According to a recent report from The Guardian, South Wales police’s facial recognition algorithms wrongly identified as potential criminals many of the people heading to the nation’s capital to attend the 2017 Champions League final.
The system spotted 2,470 soccer-match goers as potential criminals, and of those, it falsely ruled that 2,297 had a criminal record. This means that it had a 92% false-positive rate, which is not a new thing for the system.
A journalistic investigation revealed that the cameras and facial recognition tech were a bit paranoid about potential lawbreakers.
According to Wired, the Wales police’s facial recognition tech has been consistently bad.
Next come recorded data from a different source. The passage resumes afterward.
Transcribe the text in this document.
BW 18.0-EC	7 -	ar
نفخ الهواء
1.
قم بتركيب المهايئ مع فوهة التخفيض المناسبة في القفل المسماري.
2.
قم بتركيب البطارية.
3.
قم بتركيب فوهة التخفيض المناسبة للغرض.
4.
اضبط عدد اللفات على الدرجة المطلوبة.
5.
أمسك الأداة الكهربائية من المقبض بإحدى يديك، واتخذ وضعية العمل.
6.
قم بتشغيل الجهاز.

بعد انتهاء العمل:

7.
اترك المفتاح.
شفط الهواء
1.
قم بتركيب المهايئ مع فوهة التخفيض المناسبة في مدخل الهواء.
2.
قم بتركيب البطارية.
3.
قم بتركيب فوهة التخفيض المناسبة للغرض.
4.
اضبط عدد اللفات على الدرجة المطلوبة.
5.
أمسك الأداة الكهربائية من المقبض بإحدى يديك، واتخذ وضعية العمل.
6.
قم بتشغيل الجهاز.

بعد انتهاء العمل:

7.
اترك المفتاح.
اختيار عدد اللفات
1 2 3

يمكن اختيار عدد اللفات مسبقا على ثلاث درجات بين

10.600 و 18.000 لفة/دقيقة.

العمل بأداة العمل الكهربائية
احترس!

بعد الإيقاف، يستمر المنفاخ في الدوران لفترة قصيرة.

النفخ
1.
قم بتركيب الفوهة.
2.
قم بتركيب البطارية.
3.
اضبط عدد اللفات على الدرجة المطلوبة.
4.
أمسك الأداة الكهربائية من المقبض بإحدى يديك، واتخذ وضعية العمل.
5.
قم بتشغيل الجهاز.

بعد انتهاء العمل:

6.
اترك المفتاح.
In 2017, the same system generated 90% false positives at a boxing match and 87% false positives at a rugby match.
British Police’s Reaction
When contacted with a request for comment, the South Wales Police department defended the system, arguing that “technical issues” are “normal” for such automated systems.
“Of course no facial recognition system is 100 percent accurate under all conditions,” a written statement from the police reads. The police expect more false positives in the future. They also underlined that the false positives led to no arrests and no members of the public suffered any harm.
According to the police, the facial recognition system correctly identified 2,000 people as criminals, which led to 450 arrests, in its first nine months.
Police chief Matt Jukes told reporters that the technology is essential to keep other people safe especially when the police have to deal with massive crowds of people. Around 170,000 people attended the 2017 Champions League soccer match.
However, the Wales police’s facial recognition tech has mistakenly labeled as criminals more people at a single event than it did in its entire career. The police insisted that the system is more accurate in non-crowded situations.